确定 C/C++ 中的浮点运算是否发生舍入答案

【问题标题】：Determine if rounding occurred for a floating-point operation in C/C++确定 C/C++ 中的浮点运算是否发生舍入
【发布时间】：2019-06-07 17:20:34
【问题描述】：

我正在尝试提出一种有效的方法来确定 IEEE-754 操作何时会/确实会发生舍入。不幸的是，我无法简单地检查硬件标志。它必须在几个不同的平台上运行。

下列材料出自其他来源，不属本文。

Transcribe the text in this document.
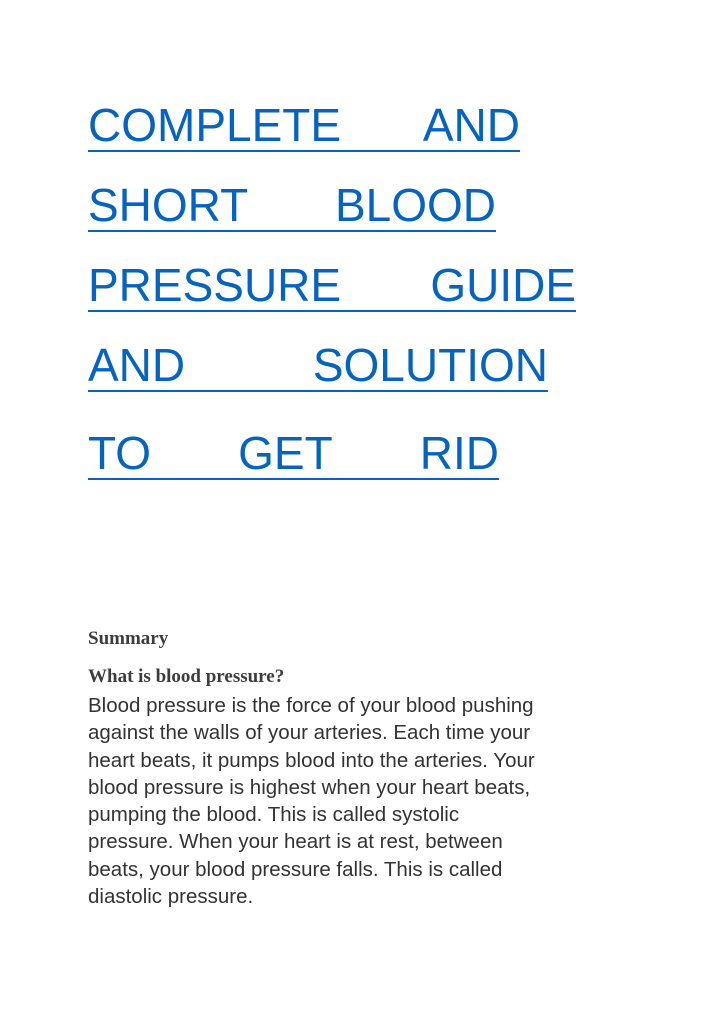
COMPLETE AND
SHORT BLOOD
PRESSURE GUIDE
AND	SOLUTION
TO GET RID
Summary
What is blood pressure?

Blood pressure is the force of your blood pushing
against the walls of your arteries. Each time your
heart beats, it pumps blood into the arteries. Your
blood pressure is highest when your heart beats,
pumping the blood. This is called systolic
pressure. When your heart is at rest, between
beats, your blood pressure falls. This is called
diastolic pressure.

我想到的一种方法是在不同的舍入模式下进行运算来比较结果。

加法示例：

    double result = operand1 + operand2;
    // save rounding mode
    int savedMode = fegetround();
    fesetround(FE_UPWARD);
    double upResult = operand1 + operand2;
    fesetround(FE_DOWNWARD);
    double downResult = operand1 + operand2;
    // restore rounding mode
    fesetround(savedMode);
    return (result != upResult) || (result != downResult);

但这显然是低效的，因为它必须执行 3 次操作。

【问题讨论】：

当你说你不能检查硬件标志时，这是否也意味着你不能使用标准的 C fegetexceptflag？如果是这样，如果有一个好的解决方案，我会感到惊讶。
大多数情况下，当标准 C 例程没有用处（由于缺乏编译器支持）时，解决方案是编写内联汇编并针对每个平台进行自定义。
@EricPostpischil 通过检查硬件标志，我的意思是显式执行操作并在内联汇编中读取标志。使用fegetexceptflag 可能没问题，但如果我要使用它，是否保证检索到的标志与刚刚执行的浮点运算相对应？
浮点标志是累积的，这意味着操作设置它们，并且它们保持设置直到重置。因此，如果您调用fegetexceptflag 并发现已引发不精确标志，则它可能来自最近的操作或您之前检查或清除标志后的任何操作。（当然，您的 C 实现必须支持 fegetexceptflag；在 C 中支持访问浮点环境是可选的。）
读取标志可能会有些“昂贵”，可能是因为它需要处理器内的指令同步，所以通常不会在每次操作后都进行。人们通常会执行一系列操作，然后检查标志以查看其期间是否发生异常，如果发生异常则转移到备用处理，并期望这种转移很少见。对于不精确标志，在典型的浮点工作中设置它并不少见；只有在专门设计的代码中才会很少见。

标签： floating-point rounding ieee-754

【解决方案1】：

您的示例不一定会通过优化给出正确的结果级别-O1 或更高。看到这个Godbolt link：编译器只生成一个加法vaddsd。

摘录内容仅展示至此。